TORONTO - While the World Health Organization contemplates lifting the travel advisory on SARS-stricken Toronto, Canadian health officials are already expressing confidence that they’ve seen the worst of the outbreak of severe acute respiratory syndrome. But the region’s health system -- including hard-pressed imaging departments at local hospitals -- faces the monumental task of getting back to normal.
"The mood is very good, because there’s a sense of pride that we’ve made it," said Dr. Patrice Bret, radiologist in chief at the University Health Network (UHN) and Mount Sinai Hospital, Toronto’s largest teaching institution. Monday was the first day since the outbreak that staff only had to wear masks in clinical areas -- another sign that the outbreak may be waning, according to Bret.
While the number of deaths from SARS in the Toronto area now stands at 21 -- and that number may climb because five patients remain in critical condition -- officials said Monday that fewer than 40 people are still being treated for the disease. Even more encouraging, there hasn’t been a new case of SARS since April 14.
"I’m very optimistic," Dr. Mark Prieditis told AuntMinnie.com. "It looks as if we’ve turned the corner." Prieditis is chief of imaging for the Rouge Valley Health System, and executive vice president of the Ontario Association of Radiologists.
But both Bret and Prieditis concurred that, while the panic may be over, contending with the aftermath of SARS is still an issue. Overall, Bret said there are three main problems:
- While hospitals are beginning to return to normal, strict screening makes it hard for patients to get into hospitals for appointments.
- New infection-control measures are cutting into productivity.
- Some patients are simply not showing up for their appointments because the SARS outbreak has been closely linked to the healthcare system.
For imaging departments, and healthcare centers in particular, the SARS outbreak has their once-efficient systems moving at the speed of slow-pouring maple syrup.
"We used to have 1,500 outpatients a day in our (imaging) facilities," Bret said. But the strict post-SARS entry procedures -- patients are screened by special staff and enter the facility through a single entrance -- means that they are trickling in, seriously cutting into workflow, he added.
In order to meet new infection-control rules, time has been added to pre-exam preparation, which is resulting in too much scanner downtime. "It used to take 20 minutes to do a CT, and now it takes 20 minutes, plus 20 minutes to clean the room," Bret said. "The efficiency of every modality is very much down."
Some patients are simply skipping out on their appointments, particularly after the WHO issued its travel advisory. "We’re certainly seeing some of that," Prieditis said. "We’re going to have to have some sort of public education campaign (to overcome the fear)."
Finally, the SARS crisis is expected to have a huge financial impact, Bret said. Under Canada’s single-payor system, the government pays physicians on a fee-for-service basis. But the SARS-related backlog means that exams have yet to be performed, and radiologists have yet to be paid.

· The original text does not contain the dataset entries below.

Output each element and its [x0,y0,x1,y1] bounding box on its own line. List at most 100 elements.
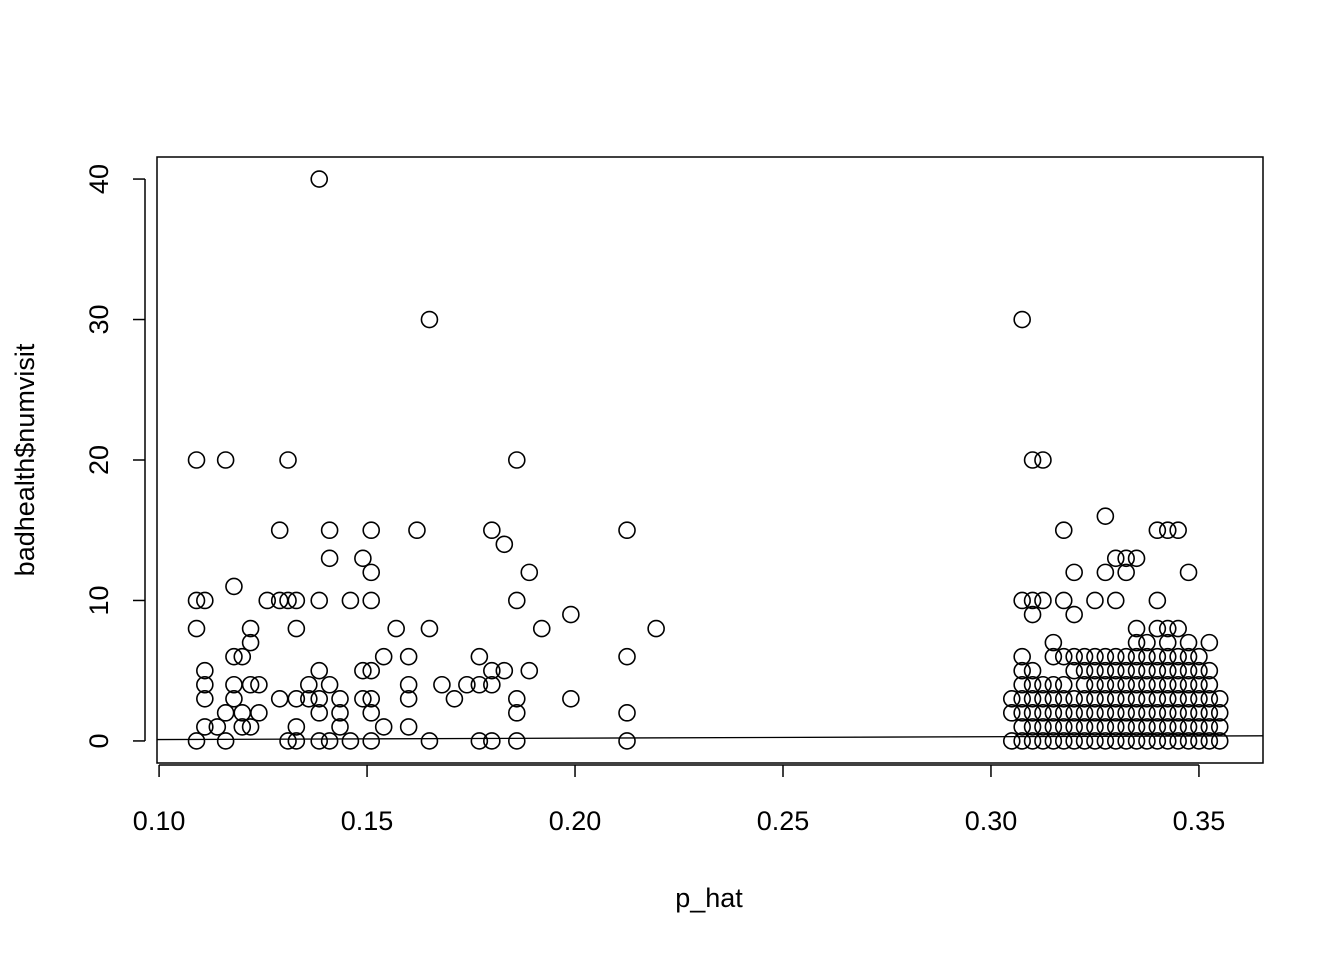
point [241,619,260,638]
point [362,521,381,540]
point [196,591,214,610]
point [287,690,306,708]
point [187,732,206,750]
point [1075,732,1094,750]
point [495,661,514,680]
point [1034,732,1052,750]
point [287,591,306,610]
point [1065,718,1083,736]
point [1034,675,1052,694]
point [1169,704,1187,722]
point [387,619,405,638]
point [1106,675,1125,694]
point [1023,591,1042,610]
point [1013,690,1031,708]
point [1075,661,1094,680]
point [433,675,451,694]
point [1023,675,1042,694]
point [279,732,297,750]
point [233,718,252,736]
point [1023,732,1042,750]
plot-area [157,170,1263,750]
point [399,647,418,666]
point [1106,704,1125,722]
point [258,591,277,610]
point [1013,591,1031,610]
point [647,619,665,638]
point [1054,732,1073,750]
point [1210,718,1229,736]
point [1106,732,1125,750]
point [1096,647,1115,666]
point [420,310,439,329]
point [1117,661,1135,680]
point [507,732,526,750]
point [362,732,381,750]
point [1117,675,1135,694]
point [1086,661,1104,680]
point [241,675,260,694]
point [196,690,214,708]
point [287,718,306,736]
point [1013,675,1031,694]
point [1179,647,1198,666]
point [374,647,393,666]
point [1210,690,1229,708]
point [507,591,526,610]
point [1075,718,1094,736]
point [1065,563,1083,582]
point [470,647,489,666]
point [562,605,580,624]
point [310,591,329,610]
point [1127,661,1146,680]
point [196,661,214,680]
point [1169,521,1187,540]
point [1138,661,1156,680]
point [1169,675,1187,694]
point [1117,563,1135,582]
point [507,451,526,469]
point [354,661,372,680]
x-axis-label: p_hat [675,883,743,913]
point [1086,591,1104,610]
point [1158,675,1177,694]
point [196,675,214,694]
y-tick-label: 20 [84,445,114,475]
point [1117,647,1135,666]
point [1065,704,1083,722]
point [1023,718,1042,736]
point [1065,661,1083,680]
point [520,661,539,680]
point [1200,704,1219,722]
point [1054,647,1073,666]
point [408,521,426,540]
point [1013,732,1031,750]
point [1117,718,1135,736]
point [310,690,329,708]
plot-frame [156,156,1264,764]
point [1023,451,1042,469]
point [399,690,418,708]
point [399,675,418,694]
point [1169,718,1187,736]
point [1179,732,1198,750]
point [483,675,501,694]
point [1169,619,1187,638]
point [1127,732,1146,750]
point [1200,661,1219,680]
point [1148,619,1167,638]
x-tick-label: 0.25 [757,806,810,836]
point [362,563,381,582]
point [187,451,206,469]
point [1127,619,1146,638]
point [1054,690,1073,708]
point [1148,647,1167,666]
point [270,521,289,540]
point [1013,647,1031,666]
point [1138,675,1156,694]
point [341,591,360,610]
point [1127,690,1146,708]
x-tick-label: 0.30 [965,806,1018,836]
point [520,563,539,582]
point [1169,690,1187,708]
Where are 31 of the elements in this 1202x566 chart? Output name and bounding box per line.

"For the past four weeks we have been doing only emergency and some urgent cases. For a while we weren’t even doing cancer cases," Bret said, estimating that UHN and Mount Sinai combined may be behind on more than 5,000 patients.
Prieditis noted that his practice includes Scarborough Grace Hospital, the center of the SARS outbreak. "Scarborough Grace has been shut down for the past four weeks and my work is down 25%-40%," he said. "Physicians are in a risky environment, not only in terms of health, but also financially."
Indeed, the Ontario Medical Association has estimated that the direct cost of SARS to the Canadian healthcare system overall will exceed $100 million Canadian ($69 million U.S.).